All across North Korea, from factories and government offices to hillsides and intersections, there are propangandistic slogans lauding the ruling Kim regime, which maintains power through an all-encompassing personality cult. Speaking ill of the Kims — or even folding a newspaper so the leader’s face is halved — is treasonous.

Taking the banner would “harm the unity and motivation of the North Korean people and show this country an insult from the West,” Warmbier said, adding that the plan had the U.S. government’s approval.

The church member would give him a used car worth $10,000 if he stole the sign and would pay $200,000 to his mother if he was arrested in the process.

Warmbier said his family’s “very severe financial difficulties” made him do it. “I started to consider this as my only golden opportunity to earn money,” he said, adding that his family would not be paid if he mentioned the church’s involvement.

He also said that the Z Society, a student group at U-Va., “clandestinely encouraged my act.”

The slogan was on a staff-only floor of the Yanggakdo hotel, which is called “Alcatraz” by regular foreign visitors because it is situated on an island in the river that runs through Pyongyang and impossible to get off without detection.
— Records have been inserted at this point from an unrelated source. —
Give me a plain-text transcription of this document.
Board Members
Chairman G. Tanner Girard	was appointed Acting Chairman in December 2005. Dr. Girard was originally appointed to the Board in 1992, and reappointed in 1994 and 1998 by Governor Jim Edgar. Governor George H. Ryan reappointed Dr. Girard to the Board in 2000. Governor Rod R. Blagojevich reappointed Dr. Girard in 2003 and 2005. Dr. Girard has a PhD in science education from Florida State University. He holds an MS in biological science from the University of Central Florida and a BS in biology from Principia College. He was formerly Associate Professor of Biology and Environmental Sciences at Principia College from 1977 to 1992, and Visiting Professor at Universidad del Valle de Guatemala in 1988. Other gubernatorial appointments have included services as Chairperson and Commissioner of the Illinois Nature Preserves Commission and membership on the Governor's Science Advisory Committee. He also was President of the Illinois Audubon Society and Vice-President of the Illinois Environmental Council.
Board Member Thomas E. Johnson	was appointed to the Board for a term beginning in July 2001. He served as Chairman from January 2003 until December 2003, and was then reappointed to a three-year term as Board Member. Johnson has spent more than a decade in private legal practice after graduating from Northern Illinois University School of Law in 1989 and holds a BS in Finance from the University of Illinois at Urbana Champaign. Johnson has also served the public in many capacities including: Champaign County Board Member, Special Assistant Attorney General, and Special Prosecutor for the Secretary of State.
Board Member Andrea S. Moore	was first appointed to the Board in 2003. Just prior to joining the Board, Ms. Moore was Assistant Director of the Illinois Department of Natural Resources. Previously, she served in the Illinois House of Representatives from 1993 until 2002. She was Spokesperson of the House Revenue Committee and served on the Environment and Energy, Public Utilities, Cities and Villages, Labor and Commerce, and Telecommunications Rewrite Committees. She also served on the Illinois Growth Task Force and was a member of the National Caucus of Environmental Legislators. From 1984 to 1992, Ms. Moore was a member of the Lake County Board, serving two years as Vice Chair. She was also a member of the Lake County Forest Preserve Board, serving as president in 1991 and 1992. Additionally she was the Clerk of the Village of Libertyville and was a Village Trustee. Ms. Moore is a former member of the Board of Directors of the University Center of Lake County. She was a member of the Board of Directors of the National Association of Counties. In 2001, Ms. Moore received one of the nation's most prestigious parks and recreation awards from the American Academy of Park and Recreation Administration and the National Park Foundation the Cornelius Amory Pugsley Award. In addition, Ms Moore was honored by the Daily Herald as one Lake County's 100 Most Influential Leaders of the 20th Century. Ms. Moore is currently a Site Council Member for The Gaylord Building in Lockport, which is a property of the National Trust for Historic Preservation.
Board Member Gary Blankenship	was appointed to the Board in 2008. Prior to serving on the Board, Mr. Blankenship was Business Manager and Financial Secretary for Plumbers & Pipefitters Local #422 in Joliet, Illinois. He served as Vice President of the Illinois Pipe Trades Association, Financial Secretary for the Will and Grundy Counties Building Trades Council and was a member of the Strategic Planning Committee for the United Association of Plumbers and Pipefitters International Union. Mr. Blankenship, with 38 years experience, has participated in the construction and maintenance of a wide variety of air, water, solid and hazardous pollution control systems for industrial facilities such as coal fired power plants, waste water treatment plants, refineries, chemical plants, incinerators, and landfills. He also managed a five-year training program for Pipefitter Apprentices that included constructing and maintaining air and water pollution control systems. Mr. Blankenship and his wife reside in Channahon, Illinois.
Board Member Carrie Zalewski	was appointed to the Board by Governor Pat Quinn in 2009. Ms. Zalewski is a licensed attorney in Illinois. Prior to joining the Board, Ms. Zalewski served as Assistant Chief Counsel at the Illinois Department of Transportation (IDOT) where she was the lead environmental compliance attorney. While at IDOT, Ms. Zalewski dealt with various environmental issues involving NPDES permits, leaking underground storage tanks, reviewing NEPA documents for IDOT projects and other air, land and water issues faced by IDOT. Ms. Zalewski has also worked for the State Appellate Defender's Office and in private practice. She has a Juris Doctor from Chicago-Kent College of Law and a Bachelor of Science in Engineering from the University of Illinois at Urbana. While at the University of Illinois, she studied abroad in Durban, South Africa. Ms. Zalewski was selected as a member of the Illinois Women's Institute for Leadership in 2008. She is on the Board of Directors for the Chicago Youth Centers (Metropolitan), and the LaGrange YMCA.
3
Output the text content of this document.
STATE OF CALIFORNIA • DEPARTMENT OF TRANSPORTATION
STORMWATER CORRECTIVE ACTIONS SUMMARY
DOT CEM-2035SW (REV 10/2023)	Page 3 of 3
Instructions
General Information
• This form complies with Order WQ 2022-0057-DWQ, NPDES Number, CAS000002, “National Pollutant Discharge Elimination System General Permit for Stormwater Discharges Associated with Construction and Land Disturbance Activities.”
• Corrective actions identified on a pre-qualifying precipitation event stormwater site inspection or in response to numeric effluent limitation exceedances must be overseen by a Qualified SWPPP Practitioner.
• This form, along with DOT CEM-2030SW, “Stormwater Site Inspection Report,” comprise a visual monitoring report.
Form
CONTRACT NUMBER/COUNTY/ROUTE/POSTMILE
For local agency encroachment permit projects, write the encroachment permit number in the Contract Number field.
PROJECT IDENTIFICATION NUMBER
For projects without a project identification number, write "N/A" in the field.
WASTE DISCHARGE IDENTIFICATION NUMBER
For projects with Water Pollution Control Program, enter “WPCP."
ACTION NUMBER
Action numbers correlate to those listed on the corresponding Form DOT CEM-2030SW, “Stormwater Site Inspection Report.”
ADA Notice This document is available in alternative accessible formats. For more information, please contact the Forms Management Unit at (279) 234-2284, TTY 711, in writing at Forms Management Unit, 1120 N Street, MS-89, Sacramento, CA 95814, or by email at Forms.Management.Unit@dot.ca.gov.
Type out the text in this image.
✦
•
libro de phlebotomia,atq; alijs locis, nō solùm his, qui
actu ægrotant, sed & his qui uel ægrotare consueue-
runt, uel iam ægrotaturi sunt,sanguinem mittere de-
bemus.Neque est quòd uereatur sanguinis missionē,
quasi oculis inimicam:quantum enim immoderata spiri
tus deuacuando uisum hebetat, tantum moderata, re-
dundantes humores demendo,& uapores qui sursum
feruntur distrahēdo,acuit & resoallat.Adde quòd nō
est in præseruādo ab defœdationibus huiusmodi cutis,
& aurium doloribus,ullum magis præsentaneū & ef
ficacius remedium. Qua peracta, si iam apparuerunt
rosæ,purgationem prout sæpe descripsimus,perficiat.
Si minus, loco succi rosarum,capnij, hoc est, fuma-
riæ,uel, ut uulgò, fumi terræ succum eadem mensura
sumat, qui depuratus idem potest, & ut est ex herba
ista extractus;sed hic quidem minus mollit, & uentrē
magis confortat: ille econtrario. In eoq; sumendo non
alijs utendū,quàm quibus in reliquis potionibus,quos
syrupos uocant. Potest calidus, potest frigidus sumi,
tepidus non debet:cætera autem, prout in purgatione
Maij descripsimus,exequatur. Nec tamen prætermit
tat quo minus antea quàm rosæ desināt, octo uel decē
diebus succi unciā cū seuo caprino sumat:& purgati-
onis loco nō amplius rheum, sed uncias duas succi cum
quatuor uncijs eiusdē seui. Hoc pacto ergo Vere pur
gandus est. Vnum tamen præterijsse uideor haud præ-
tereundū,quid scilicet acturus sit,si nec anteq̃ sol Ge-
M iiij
He reportedly pulled the banner from the wall but realized it was too big to carry off, so he abandoned it there.

Warmbier was on a trip organized by Young Pioneers Tours, one of a handful of travel companies that take adventurous tourists into North Korea. The company, which had previously referred to an incident at the hotel, said it had nothing to add following Warmbier's statement.

In Washington, White House press secretary Josh Earnest said that the U.S. government, which does not have diplomatic relations with North Korea, was working with the Swedish Embassy, which represents American interests there, on the case.